Il est de ceux qui, forts de la leçon des grands Anglais Constable et Bonington, traduisent dans un art consommé de l’esquisse les données immédiates du motif, sans s’attacher à transmettre l’émotion romantique devenue superflue. La couleur gris-beige et le « matérialisme » sec et lumineux transmettent la poésie objective des microcosmes naturels même si, derrière la passion du peintre pour les gestes emportés que suggère la tache de lumière sur le plus banal des toits de chaume, plane toujours le goût du chroniqueur pour les images pittoresques.

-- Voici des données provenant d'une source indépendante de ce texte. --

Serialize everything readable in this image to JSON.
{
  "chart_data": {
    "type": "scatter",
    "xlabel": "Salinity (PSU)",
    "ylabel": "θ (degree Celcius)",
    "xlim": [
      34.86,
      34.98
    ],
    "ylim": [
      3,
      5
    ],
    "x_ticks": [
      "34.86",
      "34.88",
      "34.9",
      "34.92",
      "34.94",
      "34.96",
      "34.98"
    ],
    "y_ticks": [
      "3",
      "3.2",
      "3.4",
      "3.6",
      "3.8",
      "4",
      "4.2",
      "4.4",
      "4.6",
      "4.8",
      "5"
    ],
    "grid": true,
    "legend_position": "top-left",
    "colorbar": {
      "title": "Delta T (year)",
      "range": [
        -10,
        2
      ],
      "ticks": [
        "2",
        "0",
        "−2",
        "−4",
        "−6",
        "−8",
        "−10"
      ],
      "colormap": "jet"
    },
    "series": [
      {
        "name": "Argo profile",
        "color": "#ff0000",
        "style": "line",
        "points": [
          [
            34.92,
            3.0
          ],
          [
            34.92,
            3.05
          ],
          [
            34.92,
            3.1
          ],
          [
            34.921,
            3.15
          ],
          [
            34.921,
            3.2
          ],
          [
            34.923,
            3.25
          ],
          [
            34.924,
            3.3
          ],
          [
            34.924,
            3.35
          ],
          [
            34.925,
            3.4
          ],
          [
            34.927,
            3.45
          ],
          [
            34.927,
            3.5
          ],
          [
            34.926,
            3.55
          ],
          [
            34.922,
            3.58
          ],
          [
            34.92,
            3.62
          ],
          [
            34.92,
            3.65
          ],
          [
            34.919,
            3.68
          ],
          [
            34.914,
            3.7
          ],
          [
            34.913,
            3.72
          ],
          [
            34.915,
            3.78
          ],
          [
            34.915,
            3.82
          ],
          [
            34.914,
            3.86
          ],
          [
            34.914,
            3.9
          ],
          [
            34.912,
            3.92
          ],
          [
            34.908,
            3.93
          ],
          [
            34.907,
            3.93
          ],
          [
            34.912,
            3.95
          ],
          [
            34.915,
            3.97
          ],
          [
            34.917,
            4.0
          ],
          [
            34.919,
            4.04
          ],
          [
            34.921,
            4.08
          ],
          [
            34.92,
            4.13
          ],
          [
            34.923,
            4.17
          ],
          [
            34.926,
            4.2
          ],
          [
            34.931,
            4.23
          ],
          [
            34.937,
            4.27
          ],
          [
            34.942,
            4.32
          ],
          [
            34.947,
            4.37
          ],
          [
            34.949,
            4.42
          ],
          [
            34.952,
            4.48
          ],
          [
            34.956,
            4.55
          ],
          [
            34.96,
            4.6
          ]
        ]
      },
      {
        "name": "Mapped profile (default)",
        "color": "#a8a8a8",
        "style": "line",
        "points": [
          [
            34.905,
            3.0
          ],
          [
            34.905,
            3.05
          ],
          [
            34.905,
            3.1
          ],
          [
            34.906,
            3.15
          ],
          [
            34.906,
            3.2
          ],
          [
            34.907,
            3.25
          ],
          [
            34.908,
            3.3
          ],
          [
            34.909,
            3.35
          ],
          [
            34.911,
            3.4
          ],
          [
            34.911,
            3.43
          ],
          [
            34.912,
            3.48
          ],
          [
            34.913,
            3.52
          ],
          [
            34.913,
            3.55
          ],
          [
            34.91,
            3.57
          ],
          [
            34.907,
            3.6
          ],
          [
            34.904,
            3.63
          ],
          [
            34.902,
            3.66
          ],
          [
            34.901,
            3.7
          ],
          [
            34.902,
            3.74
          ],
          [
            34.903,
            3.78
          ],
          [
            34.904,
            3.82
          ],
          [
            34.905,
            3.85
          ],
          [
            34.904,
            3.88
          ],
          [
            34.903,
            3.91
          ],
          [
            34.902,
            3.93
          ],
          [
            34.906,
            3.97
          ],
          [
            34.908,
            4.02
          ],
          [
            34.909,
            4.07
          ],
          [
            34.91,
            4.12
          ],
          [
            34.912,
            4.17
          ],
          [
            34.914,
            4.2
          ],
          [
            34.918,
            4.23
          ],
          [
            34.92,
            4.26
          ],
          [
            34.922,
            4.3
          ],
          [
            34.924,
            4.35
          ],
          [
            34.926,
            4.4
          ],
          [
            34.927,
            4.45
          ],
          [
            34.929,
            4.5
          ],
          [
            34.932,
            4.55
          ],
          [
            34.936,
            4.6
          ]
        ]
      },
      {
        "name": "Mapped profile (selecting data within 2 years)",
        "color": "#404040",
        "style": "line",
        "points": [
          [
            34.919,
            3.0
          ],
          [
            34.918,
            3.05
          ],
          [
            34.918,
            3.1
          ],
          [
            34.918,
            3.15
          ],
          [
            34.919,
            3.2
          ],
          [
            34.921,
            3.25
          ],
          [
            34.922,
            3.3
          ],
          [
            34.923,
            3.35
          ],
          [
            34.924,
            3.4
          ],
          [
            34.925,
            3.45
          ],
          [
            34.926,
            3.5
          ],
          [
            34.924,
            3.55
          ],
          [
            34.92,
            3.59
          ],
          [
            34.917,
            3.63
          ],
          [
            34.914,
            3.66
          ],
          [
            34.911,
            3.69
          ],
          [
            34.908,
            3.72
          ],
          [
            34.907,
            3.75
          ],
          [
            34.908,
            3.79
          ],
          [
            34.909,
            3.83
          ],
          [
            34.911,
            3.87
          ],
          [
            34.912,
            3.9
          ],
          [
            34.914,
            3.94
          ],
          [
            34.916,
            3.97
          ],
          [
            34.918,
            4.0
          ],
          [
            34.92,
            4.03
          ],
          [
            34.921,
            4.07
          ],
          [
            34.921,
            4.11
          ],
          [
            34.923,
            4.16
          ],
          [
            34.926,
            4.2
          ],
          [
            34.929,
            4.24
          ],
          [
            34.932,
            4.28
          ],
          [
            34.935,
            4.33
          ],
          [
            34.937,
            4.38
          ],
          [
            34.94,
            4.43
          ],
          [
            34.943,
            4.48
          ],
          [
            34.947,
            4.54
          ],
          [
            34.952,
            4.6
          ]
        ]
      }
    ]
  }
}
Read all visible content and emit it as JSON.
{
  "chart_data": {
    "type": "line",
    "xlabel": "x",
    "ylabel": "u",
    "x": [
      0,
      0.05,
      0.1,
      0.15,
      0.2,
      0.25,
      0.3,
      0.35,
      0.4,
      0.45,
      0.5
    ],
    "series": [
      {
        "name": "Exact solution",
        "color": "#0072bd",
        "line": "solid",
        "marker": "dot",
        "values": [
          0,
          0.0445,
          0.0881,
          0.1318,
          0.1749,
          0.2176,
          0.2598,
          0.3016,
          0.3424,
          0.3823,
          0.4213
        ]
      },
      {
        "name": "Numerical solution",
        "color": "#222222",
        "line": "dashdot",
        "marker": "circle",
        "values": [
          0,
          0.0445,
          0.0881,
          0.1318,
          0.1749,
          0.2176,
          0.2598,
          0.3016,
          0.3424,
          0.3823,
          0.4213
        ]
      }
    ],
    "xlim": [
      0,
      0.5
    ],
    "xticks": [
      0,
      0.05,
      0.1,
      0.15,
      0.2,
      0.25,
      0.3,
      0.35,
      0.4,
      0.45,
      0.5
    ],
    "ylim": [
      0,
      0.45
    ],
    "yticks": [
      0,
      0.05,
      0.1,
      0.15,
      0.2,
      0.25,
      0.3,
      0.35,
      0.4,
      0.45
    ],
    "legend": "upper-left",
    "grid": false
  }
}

Peinte dans la première moitié des années 1830, ce modeste mais savoureux morceau participe de ceux qui provoquèrent la colère des critiques par la vanité du motif. Isabey, comme Paul Huet, en marge des grands sujets qui le font vivre, porte désormais son regard sur les petits riens pour en extraire les phénomènes plastiques. À lire la critique qui lui est consacrée au Salon de 1834, il est bien le précurseur caché derrière ses commandes officielles : « M. Isabey ne nous semble pas avoir étudié avec assez d’attention, car il entasse une foule de choses qui se nuisent par leur confusion, et qui fatiguent l’œil de leur désordre maladroit. Quant à l’effet, M. Isabey ne l’a même pas cherché ; il met çà et là sur sa toile des touches de blanc, de noir sur un frottis de bitume ; du vert, du rouge par place, et cela sera tout ce qu’il plaira aux regardants ; car il n’y a ni forme ni couleur suffisamment arrêtées pour faire reconnaître les objets ; au reste, M. Isabey n’a pas l’air de tenir beaucoup à faire de la peinture rendue ; il cherche plutôt de la peinture qui soit vite faite et puisqu’on la lui achète comme cela, il ne la fait pas davantage ; cependant, il se devrait d’être plus difficile envers lui-même1. »

1. Laviron, « La Salon de 1834 », in Miquel, 1980, p. 78.